Here are some of the weirdest ways our bodies have changed, as reported by the BBC.

Crooked teeth

The way we eat has changed drastically in the past 200 years.

While our food was once tough and chewy, much of our grub today is soft and processed. And scientists believe this change of diet means our teeth are going crooked.

That’s because chewing helps our gnashers grow straight through childhood and modern foods mean we’re not forced to work our jaws as hard as we grow up.

“In post-industrial populations, we’re much more likely to suffer from dental problems — dental crowding, crooked teeth, etc,” said expert Dr. Noreen von Cramon-Taubadel, from The State University of New York at Buffalo.

“Having a slightly more biomechanically tough diet, particularly in children, might be useful for counteracting some of the imbalance between the way that our teeth grow and develop and push through.”

Spiky skull growths

Alarmingly, spiky growths up to 30 millimeters long are beginning to appear on people’s heads.

These lumps, which were extremely rare 100 years ago, jut out from the lower back of the skull, just above the neck.

They’re caused by our obsession with smartphones, which has us staring at screens for up to four hours a day.

That means we’re craning our necks a lot more than we used to, forcing the body to compensate.

“I have been a clinician for 20 years, and only in the last decade, increasingly I have been discovering that my patients have this growth on the skull,” said David Shahar, a health scientist at the University of The Sunshine Coast, Australia.

The lump is a build-up of bone where the neck muscles meet the head.

It grows to help our neck support the weight of our noggins as we ogle our gadgets.

If you have one, you can likely feel it with your fingers. If you’re bald, it may even be visible from behind.

Narrow elbows

Our skeletons are becoming more fragile due to our sedentary lifestyles.
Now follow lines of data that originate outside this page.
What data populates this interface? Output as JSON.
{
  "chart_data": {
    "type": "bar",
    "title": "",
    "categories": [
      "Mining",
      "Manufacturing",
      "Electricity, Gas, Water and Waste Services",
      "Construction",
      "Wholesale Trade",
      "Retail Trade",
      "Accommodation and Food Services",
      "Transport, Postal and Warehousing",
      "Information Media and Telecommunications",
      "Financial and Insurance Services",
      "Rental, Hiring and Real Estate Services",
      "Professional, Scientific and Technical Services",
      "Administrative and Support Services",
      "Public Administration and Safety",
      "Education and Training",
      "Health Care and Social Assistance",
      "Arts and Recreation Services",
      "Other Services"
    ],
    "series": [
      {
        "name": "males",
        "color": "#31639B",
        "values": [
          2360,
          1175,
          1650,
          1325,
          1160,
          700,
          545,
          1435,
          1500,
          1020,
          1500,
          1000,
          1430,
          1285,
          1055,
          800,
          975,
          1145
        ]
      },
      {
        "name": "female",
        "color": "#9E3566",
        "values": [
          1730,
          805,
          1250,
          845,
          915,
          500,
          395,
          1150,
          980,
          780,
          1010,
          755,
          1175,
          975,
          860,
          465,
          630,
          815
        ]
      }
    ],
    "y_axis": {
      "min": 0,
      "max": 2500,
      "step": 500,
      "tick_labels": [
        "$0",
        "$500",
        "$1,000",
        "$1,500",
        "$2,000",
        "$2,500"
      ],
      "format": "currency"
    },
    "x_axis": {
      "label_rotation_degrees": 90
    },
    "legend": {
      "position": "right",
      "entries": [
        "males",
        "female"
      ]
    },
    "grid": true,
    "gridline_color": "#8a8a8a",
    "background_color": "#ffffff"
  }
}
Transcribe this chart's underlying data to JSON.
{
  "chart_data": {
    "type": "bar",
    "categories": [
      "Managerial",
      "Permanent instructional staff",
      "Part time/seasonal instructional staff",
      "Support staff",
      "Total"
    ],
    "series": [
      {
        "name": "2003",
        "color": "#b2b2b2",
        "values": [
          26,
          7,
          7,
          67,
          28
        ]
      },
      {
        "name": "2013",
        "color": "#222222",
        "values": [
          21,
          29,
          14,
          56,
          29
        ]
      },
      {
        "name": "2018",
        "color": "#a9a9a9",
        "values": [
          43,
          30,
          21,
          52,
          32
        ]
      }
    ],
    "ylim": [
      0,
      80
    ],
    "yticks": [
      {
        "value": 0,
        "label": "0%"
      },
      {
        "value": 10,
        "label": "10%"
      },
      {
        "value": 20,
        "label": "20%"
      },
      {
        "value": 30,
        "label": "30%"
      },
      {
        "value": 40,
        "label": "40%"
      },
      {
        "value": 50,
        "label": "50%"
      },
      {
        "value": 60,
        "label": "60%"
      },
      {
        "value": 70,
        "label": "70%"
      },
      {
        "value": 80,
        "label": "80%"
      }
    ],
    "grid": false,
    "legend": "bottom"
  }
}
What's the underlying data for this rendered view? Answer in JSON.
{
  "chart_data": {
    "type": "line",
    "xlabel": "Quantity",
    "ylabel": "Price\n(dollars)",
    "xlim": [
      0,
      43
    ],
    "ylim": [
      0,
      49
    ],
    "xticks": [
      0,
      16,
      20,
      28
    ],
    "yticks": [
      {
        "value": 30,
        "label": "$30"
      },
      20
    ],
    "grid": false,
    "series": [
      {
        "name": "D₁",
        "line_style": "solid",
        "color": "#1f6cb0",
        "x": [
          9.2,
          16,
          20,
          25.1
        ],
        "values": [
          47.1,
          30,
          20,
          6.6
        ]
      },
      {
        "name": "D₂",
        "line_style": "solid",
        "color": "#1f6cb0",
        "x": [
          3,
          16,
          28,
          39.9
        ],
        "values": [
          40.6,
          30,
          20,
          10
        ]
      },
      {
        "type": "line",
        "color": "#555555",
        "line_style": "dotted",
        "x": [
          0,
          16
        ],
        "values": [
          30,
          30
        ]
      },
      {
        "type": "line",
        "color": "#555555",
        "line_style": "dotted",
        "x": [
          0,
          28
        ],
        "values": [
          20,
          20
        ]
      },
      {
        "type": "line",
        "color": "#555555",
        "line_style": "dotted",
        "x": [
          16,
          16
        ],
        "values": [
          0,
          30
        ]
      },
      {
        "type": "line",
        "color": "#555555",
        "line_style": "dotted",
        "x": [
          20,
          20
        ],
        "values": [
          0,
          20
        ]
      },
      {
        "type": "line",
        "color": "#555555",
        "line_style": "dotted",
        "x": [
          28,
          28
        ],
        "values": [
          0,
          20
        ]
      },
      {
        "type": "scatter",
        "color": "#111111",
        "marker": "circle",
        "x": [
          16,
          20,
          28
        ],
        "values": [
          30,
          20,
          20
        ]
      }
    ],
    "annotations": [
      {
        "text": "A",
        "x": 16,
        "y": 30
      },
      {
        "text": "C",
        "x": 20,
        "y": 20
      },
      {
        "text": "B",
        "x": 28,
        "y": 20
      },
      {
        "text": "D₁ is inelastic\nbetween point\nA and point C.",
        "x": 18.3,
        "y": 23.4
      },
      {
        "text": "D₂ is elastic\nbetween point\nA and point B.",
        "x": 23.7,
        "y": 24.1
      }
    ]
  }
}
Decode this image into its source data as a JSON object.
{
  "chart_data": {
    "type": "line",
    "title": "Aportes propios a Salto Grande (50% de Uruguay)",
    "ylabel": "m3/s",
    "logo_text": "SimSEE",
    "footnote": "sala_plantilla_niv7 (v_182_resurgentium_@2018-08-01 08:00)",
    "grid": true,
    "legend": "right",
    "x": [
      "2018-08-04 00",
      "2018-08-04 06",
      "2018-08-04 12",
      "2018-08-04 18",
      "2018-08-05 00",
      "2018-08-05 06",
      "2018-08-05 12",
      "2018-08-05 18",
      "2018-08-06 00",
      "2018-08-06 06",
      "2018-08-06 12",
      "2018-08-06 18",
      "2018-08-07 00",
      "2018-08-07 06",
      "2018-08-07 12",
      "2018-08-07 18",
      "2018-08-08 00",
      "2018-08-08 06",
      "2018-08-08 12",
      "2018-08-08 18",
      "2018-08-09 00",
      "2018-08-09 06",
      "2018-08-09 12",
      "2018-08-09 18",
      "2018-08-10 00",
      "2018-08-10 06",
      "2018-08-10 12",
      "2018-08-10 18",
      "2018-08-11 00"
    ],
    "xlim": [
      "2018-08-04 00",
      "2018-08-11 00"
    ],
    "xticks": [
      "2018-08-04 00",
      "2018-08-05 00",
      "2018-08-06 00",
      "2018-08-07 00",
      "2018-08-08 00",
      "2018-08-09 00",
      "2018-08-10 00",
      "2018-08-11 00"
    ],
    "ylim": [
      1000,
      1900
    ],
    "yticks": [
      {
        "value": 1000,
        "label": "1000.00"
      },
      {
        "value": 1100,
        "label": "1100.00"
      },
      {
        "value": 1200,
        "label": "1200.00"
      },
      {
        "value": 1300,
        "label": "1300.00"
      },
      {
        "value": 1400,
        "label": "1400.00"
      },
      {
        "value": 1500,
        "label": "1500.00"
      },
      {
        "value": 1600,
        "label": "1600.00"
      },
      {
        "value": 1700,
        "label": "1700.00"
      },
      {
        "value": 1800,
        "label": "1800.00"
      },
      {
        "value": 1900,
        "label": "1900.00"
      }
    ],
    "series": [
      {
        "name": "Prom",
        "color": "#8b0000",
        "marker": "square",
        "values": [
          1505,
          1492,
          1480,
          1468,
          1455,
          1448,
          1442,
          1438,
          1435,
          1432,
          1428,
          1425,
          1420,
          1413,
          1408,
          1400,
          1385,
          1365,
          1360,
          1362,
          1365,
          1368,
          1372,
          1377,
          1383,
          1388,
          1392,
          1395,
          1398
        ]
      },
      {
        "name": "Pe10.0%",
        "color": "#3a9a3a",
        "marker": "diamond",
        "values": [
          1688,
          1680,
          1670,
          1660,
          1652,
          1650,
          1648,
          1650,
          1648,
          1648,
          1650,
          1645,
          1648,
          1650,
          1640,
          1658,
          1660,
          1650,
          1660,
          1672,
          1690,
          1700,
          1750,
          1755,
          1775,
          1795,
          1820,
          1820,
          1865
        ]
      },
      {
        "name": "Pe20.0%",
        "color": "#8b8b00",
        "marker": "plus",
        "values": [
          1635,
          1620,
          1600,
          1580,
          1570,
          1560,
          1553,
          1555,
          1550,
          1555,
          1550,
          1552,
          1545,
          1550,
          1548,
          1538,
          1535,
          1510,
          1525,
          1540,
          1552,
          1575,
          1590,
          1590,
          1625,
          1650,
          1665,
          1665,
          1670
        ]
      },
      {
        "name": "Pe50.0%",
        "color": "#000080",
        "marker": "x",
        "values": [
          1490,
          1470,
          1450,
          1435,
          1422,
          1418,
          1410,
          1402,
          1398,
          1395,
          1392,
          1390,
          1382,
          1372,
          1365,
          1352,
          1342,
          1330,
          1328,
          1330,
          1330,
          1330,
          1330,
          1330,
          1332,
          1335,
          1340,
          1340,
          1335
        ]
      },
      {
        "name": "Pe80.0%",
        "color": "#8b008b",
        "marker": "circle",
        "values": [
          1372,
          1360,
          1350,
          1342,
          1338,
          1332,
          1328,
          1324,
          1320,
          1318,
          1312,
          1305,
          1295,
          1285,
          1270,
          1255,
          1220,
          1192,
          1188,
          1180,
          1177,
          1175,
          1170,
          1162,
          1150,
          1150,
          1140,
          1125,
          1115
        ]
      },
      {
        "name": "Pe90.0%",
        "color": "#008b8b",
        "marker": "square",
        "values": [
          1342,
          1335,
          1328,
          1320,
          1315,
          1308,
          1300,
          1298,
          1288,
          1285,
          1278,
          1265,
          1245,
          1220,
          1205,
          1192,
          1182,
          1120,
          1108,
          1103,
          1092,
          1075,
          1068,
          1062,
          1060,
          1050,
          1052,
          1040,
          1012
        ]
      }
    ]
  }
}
Bones grow and toughen up as we use them but modern humans walk and stand less than ever before.

In Germany, scientists at the University of Potsdam uncovered an unusual consequence of our lazy lifestyles.

They found that our elbows are shrinking at a rapid rate — largely because we don’t walk enough. German children studied by the team had smaller elbows the less they walked during the average week.

The change is due to the shrinkage of our skeletons as a whole because we’re sitting down far too much.

Sensitive fingers

Typing text messages, scrolling web pages, and checking email on our smartphones could be changing humanity’s sense of touch.

According to one 2014 study, our thumbs and fingers are becoming more sensitive than ever before.

That’s because we’re scrolling, tapping and swiping with our digits multiple times a day, permanently warping the way our brain and fingers interact.

Experts at the University of Zurich in Switzerland tracked the brain activity of 37 phone addicts.

Twenty-six volunteers had a touchscreen gadget, such as an iPhone, while 11 preferred retro keyboard-based cellphones.

Those who used touchscreens showed more brain activity when their fingertips were touched than those who didn’t, suggesting their fingers were more sensitive.